Da viele auf ihrem Auflösungprozess eher unbewusst sind, dauern diese Sachen entsprechend länger, weil oft Jahre vergehen, bis man überhaupt den Spiegel erkannt hat. Manch einer muss erst 3 oder 4 neue Beziehungen "ausprobieren" bis er merkt, dass dauernd das worüber er sich aufregt mit allen anderen Partnern auch passiert, ERGO kommt irgendwann die Erkenntnis, dass die Ursache doch in einem selbst begründet sein muss und hier fängt das eigentliche Wachstum, die Transformation und Auflösung statt und das erklärt auch, warum es bei manchen 40 Jahre dauert, bis sie ihre Themen aufgelöst haben und bei anderen eben entsprechend kürzer. Karma löst sich nicht von alleine auf, wenn man sich nicht ändert, und man kann wenn man ehrgeizig ist, sehr gezielt daran arbeiten, die Auflösung zu beschleunigen, das hat nichts mit mangelnden Vertrauen zu tun, sondern mit dem Wunsch, sich schnellstmöglich sich selbst zu nähern und diese ganzen Spiegel, Projektions und selbstinzenierten Geschichten hinter sich zu lassen und wirklich frei und abhängig vom Außen zu sein. Dann sind tiefere und ehrlichere Verbindungen zu unseren Mitmenschen möglich, wir selbst fühlen uns wohler und auch unser Gegenüber ist frei, er oder sie selbst zu sein.
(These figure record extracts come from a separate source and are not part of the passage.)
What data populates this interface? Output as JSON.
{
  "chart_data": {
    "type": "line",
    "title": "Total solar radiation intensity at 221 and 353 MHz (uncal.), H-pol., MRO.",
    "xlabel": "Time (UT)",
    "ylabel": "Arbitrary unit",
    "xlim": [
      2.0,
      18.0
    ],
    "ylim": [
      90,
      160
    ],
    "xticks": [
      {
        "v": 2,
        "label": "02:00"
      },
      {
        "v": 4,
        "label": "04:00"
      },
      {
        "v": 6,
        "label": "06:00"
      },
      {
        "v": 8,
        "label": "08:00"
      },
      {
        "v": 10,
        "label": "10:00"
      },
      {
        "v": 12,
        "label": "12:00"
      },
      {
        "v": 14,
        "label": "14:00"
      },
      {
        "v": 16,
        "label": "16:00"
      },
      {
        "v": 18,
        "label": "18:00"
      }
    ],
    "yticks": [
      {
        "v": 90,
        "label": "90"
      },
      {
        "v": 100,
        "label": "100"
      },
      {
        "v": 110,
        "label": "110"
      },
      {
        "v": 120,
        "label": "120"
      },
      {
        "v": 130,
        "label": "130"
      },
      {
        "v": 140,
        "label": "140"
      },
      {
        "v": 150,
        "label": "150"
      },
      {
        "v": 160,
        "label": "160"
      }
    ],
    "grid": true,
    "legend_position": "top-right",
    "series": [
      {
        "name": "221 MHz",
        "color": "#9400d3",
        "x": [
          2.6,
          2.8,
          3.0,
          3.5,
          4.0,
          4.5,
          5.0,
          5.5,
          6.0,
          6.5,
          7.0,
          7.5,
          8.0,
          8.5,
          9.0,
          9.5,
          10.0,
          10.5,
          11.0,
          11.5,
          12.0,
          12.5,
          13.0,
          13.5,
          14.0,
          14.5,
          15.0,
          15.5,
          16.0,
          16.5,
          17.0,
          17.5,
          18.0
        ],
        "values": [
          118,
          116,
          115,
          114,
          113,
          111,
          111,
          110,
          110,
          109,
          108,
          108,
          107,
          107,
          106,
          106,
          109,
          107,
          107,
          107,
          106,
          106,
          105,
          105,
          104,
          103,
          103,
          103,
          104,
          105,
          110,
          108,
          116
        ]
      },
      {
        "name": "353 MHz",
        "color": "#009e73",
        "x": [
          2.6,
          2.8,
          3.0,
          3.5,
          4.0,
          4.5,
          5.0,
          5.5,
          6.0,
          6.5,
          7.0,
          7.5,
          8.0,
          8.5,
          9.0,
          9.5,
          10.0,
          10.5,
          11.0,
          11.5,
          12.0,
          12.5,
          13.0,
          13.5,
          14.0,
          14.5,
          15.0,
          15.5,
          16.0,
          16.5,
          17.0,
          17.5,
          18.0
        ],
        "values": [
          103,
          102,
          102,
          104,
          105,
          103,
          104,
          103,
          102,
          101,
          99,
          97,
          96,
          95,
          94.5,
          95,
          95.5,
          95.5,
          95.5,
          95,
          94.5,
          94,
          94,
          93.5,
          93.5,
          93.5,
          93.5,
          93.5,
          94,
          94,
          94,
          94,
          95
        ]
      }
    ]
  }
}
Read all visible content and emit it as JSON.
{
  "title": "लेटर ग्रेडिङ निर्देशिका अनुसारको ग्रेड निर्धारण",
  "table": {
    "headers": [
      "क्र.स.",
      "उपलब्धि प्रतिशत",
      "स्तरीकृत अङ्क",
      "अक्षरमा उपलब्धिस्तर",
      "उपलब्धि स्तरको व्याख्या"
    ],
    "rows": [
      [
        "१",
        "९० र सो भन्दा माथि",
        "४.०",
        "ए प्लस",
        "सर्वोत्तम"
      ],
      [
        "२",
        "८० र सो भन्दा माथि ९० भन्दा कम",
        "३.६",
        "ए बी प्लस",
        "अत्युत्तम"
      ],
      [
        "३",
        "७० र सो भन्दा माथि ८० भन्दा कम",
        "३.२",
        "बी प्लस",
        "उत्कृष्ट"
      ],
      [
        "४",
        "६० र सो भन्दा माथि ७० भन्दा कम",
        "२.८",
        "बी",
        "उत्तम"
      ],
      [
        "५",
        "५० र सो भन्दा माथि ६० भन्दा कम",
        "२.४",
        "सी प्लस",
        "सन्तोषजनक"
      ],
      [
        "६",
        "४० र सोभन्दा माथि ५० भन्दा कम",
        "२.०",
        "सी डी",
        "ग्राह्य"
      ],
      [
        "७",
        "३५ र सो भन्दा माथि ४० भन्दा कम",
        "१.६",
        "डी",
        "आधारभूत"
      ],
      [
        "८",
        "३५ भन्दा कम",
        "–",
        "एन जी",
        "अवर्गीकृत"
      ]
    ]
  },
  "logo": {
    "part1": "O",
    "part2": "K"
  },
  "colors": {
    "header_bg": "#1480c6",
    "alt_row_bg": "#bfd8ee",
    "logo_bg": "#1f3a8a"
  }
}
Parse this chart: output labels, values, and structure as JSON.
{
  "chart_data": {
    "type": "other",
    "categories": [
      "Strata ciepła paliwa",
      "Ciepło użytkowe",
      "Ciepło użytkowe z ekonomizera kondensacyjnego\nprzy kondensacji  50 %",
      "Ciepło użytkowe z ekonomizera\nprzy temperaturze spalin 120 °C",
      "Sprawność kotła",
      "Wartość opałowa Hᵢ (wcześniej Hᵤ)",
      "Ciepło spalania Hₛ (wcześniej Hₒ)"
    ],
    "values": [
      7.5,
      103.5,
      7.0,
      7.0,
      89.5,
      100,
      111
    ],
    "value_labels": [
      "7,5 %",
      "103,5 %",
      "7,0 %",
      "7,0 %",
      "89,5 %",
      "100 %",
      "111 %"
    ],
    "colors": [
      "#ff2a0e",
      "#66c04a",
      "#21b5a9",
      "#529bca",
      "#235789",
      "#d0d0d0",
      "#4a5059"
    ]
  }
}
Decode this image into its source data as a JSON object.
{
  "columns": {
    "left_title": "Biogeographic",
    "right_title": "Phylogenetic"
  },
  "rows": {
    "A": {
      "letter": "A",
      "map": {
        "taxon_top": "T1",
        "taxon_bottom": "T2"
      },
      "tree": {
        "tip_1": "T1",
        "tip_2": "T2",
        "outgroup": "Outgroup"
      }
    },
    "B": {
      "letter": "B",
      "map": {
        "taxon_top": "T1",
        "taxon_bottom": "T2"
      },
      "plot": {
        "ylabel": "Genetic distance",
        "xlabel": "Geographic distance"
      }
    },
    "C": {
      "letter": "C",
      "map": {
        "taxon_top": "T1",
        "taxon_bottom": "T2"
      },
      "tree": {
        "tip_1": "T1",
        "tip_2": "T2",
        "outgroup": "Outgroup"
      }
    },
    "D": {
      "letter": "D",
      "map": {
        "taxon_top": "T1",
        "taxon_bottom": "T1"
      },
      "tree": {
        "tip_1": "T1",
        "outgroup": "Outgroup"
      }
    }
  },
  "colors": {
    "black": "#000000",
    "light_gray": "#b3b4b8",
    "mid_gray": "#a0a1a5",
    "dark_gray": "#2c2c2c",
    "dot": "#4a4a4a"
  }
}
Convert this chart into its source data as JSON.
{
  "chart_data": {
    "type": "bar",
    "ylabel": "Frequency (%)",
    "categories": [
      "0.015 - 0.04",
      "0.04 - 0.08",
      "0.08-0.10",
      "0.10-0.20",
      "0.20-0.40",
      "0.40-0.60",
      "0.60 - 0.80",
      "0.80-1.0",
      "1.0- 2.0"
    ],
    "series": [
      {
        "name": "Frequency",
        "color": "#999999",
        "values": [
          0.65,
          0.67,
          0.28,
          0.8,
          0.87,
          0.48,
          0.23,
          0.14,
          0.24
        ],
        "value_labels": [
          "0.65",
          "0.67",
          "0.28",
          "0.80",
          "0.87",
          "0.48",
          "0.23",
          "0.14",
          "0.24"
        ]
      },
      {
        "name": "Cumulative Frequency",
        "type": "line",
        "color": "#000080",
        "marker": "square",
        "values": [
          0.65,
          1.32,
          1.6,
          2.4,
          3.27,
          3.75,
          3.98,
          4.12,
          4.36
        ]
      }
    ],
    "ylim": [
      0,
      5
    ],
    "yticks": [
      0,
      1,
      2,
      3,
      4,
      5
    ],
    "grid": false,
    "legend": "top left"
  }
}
Insbesondere bei nahen und guten Freunden könnt ihr euch auch ruhig über das Spiegelthema unterhalten und im optimalen Falle beide miteinander reifen und lernen, ist zwar selten, aber nicht unmöglich, wenn ihr dabei in der Liebe und nicht im Urteilen oder Vorwurf seid, dann schafft man es manchmal Berge zu versetzen und verfahrene Situationen lösen sich plötzlich auf und ihr könnt hier auch immer die violette Flamme der Transformation mit zu Hilfe rufen und integrieren. Versucht so oft und lang es geht, wirklich in der Liebe und bei euch selbst zu bleiben und jeder Schritt und noch so kleine Erfolg zählt und verurteilt euch selbst nicht fürs projezieren, erkennt es einfach nur, damit übernehmt ihr schon Verantwortung und er Rest kommt dann ganz von allen.

Viel Spaß beim Erkennen, Auflösen und Tranformieren!!!